One of the most helpful jobs you can perform is to make sure nothing is forgotten. On the day of the wedding, you might want to be prepared with extra makeup and hairstyling tools in case the bride forgot something, pens in case the pens at the guestbook run out of ink, and even a safety pin or two to make last-minute alterations to the wedding gown. Basically, you can act as the safety net to catch anything that might be forgotten.

This task may seem impossible. However, there are online wedding planning resources that can be helpful. With a little bit of research, you should be able to assemble an emergency kit that should address any exigent circumstances that may arise.

Smile

This is a day that the couple will remember for the rest of their lives. They do not need someone with a cloud over her head to ruin their day.

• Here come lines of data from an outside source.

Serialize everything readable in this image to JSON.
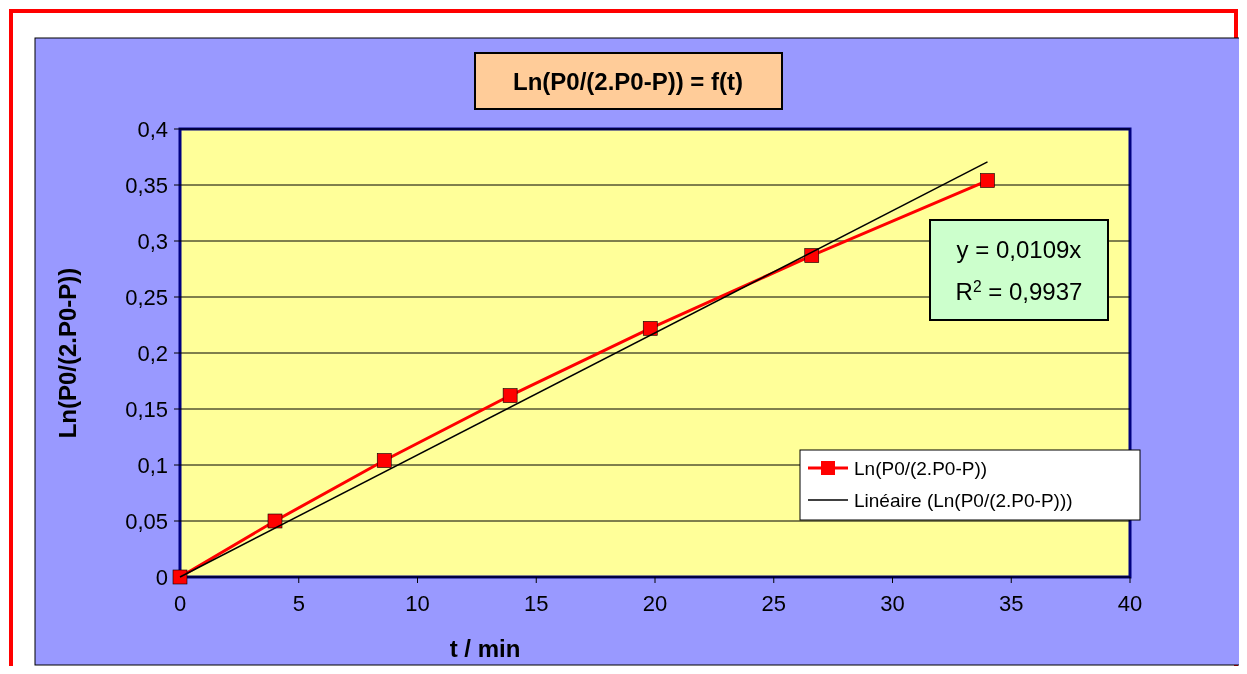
{
  "chart_data": {
    "type": "line",
    "title": "Ln(P0/(2.P0-P)) = f(t)",
    "xlabel": "t / min",
    "ylabel": "Ln(P0/(2.P0-P))",
    "xlim": [
      0,
      40
    ],
    "xticks": [
      0,
      5,
      10,
      15,
      20,
      25,
      30,
      35,
      40
    ],
    "ylim": [
      0,
      0.4
    ],
    "yticks": [
      0,
      {
        "value": 0.05,
        "label": "0,05"
      },
      {
        "value": 0.1,
        "label": "0,1"
      },
      {
        "value": 0.15,
        "label": "0,15"
      },
      {
        "value": 0.2,
        "label": "0,2"
      },
      {
        "value": 0.25,
        "label": "0,25"
      },
      {
        "value": 0.3,
        "label": "0,3"
      },
      {
        "value": 0.35,
        "label": "0,35"
      },
      {
        "value": 0.4,
        "label": "0,4"
      }
    ],
    "grid": "y",
    "legend": "bottom right",
    "marker": "square",
    "annotations": [
      "y = 0,0109x",
      "R$^{2}$ = 0,9937"
    ],
    "series": [
      {
        "name": "Ln(P0/(2.P0-P))",
        "color": "#ff0000",
        "x": [
          0,
          4,
          8.6,
          13.9,
          19.8,
          26.6,
          34
        ],
        "values": [
          0,
          0.05,
          0.104,
          0.162,
          0.222,
          0.287,
          0.354
        ]
      },
      {
        "name": "Linéaire (Ln(P0/(2.P0-P)))",
        "color": "#000000",
        "marker": "none",
        "x": [
          0,
          34
        ],
        "values": [
          0,
          0.3706
        ]
      }
    ]
  }
}
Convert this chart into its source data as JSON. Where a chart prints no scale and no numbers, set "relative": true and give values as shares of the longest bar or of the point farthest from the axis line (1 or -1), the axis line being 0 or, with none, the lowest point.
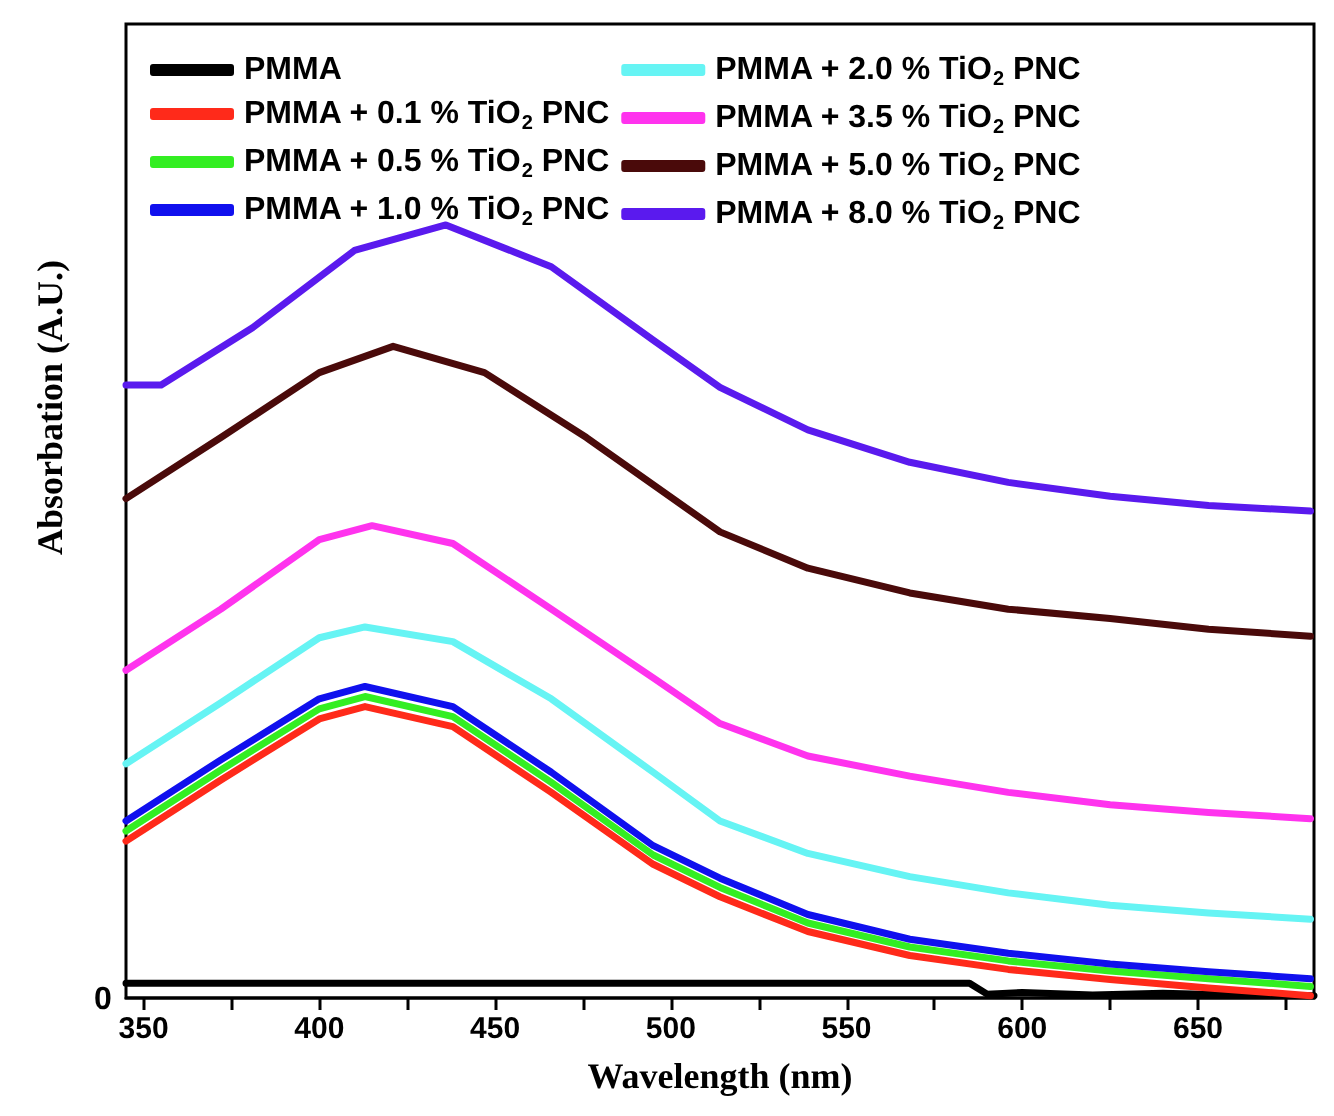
{
  "chart_data": {
    "type": "line",
    "xlabel": "Wavelength (nm)",
    "ylabel": "Absorbation (A.U.)",
    "relative": true,
    "xlim": [
      345,
      683
    ],
    "xticks": [
      350,
      {
        "value": 375,
        "label": null
      },
      400,
      {
        "value": 425,
        "label": null
      },
      450,
      {
        "value": 475,
        "label": null
      },
      500,
      {
        "value": 525,
        "label": null
      },
      550,
      {
        "value": 575,
        "label": null
      },
      600,
      {
        "value": 625,
        "label": null
      },
      650,
      {
        "value": 675,
        "label": null
      }
    ],
    "legend": "top",
    "grid": false,
    "marker": "none",
    "line_style": "solid",
    "annotations": [
      "0"
    ],
    "series": [
      {
        "name": "PMMA",
        "color": "#000000",
        "x": [
          345,
          400,
          450,
          500,
          550,
          585,
          590,
          600,
          620,
          640,
          660,
          683
        ],
        "values": [
          0.019,
          0.019,
          0.019,
          0.019,
          0.019,
          0.019,
          0.005,
          0.007,
          0.004,
          0.006,
          0.004,
          0.003
        ]
      },
      {
        "name": "PMMA + 0.1 % TiO$_{2}$ PNC",
        "color": "#ff2a1a",
        "x": [
          345,
          372,
          400,
          413,
          438,
          466,
          495,
          514,
          539,
          568,
          596,
          625,
          653,
          682
        ],
        "values": [
          0.203,
          0.282,
          0.361,
          0.377,
          0.351,
          0.266,
          0.173,
          0.131,
          0.086,
          0.055,
          0.037,
          0.024,
          0.013,
          0.003
        ]
      },
      {
        "name": "PMMA + 0.5 % TiO$_{2}$ PNC",
        "color": "#33ee22",
        "x": [
          345,
          372,
          400,
          413,
          438,
          466,
          495,
          514,
          539,
          568,
          596,
          625,
          653,
          682
        ],
        "values": [
          0.216,
          0.295,
          0.374,
          0.39,
          0.364,
          0.279,
          0.185,
          0.143,
          0.097,
          0.066,
          0.048,
          0.035,
          0.025,
          0.015
        ]
      },
      {
        "name": "PMMA + 1.0 % TiO$_{2}$ PNC",
        "color": "#1010ee",
        "x": [
          345,
          372,
          400,
          413,
          438,
          466,
          495,
          514,
          539,
          568,
          596,
          625,
          653,
          682
        ],
        "values": [
          0.229,
          0.308,
          0.387,
          0.403,
          0.377,
          0.292,
          0.197,
          0.155,
          0.108,
          0.076,
          0.058,
          0.044,
          0.034,
          0.025
        ]
      },
      {
        "name": "PMMA + 2.0 % TiO$_{2}$ PNC",
        "color": "#66f4f4",
        "x": [
          345,
          372,
          400,
          413,
          438,
          466,
          495,
          514,
          539,
          568,
          596,
          625,
          653,
          682
        ],
        "values": [
          0.303,
          0.382,
          0.466,
          0.48,
          0.461,
          0.387,
          0.292,
          0.229,
          0.187,
          0.157,
          0.136,
          0.12,
          0.11,
          0.102
        ]
      },
      {
        "name": "PMMA + 3.5 % TiO$_{2}$ PNC",
        "color": "#ff33ee",
        "x": [
          345,
          372,
          400,
          415,
          438,
          466,
          495,
          514,
          539,
          568,
          596,
          625,
          653,
          682
        ],
        "values": [
          0.424,
          0.503,
          0.593,
          0.611,
          0.588,
          0.503,
          0.414,
          0.355,
          0.313,
          0.287,
          0.266,
          0.25,
          0.24,
          0.232
        ]
      },
      {
        "name": "PMMA + 5.0 % TiO$_{2}$ PNC",
        "color": "#4a0a0a",
        "x": [
          345,
          372,
          400,
          421,
          447,
          476,
          514,
          539,
          568,
          596,
          625,
          653,
          682
        ],
        "values": [
          0.646,
          0.725,
          0.809,
          0.843,
          0.809,
          0.725,
          0.603,
          0.556,
          0.524,
          0.503,
          0.491,
          0.477,
          0.468
        ]
      },
      {
        "name": "PMMA + 8.0 % TiO$_{2}$ PNC",
        "color": "#5a1aee",
        "x": [
          345,
          355,
          381,
          410,
          436,
          466,
          495,
          514,
          539,
          568,
          596,
          625,
          653,
          682
        ],
        "values": [
          0.793,
          0.793,
          0.867,
          0.967,
          1.0,
          0.946,
          0.851,
          0.79,
          0.735,
          0.693,
          0.667,
          0.649,
          0.637,
          0.63
        ]
      }
    ]
  }
}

This process may have paced enormous stress on you and even strained your relationship with the bride, but when the day comes, it is time to relax and have fun.

There are some traditional roles that you are supposed to play, such as dancing with the groomsmen and toasting the bride. Be yourself. If the bride did not have faith in you, she would not have asked you to perform these functions.

Whether your role as a bridesmaid is limited to supporting the bride in the decisions she has already made or is more hands-on, you should accept your role with dignity and aplomb. Remember, as a bridesmaid, this wedding is not about you. It is about making the event as perfect as possible for the couple. Any way that you contribute to that will be appreciated by the couple forever.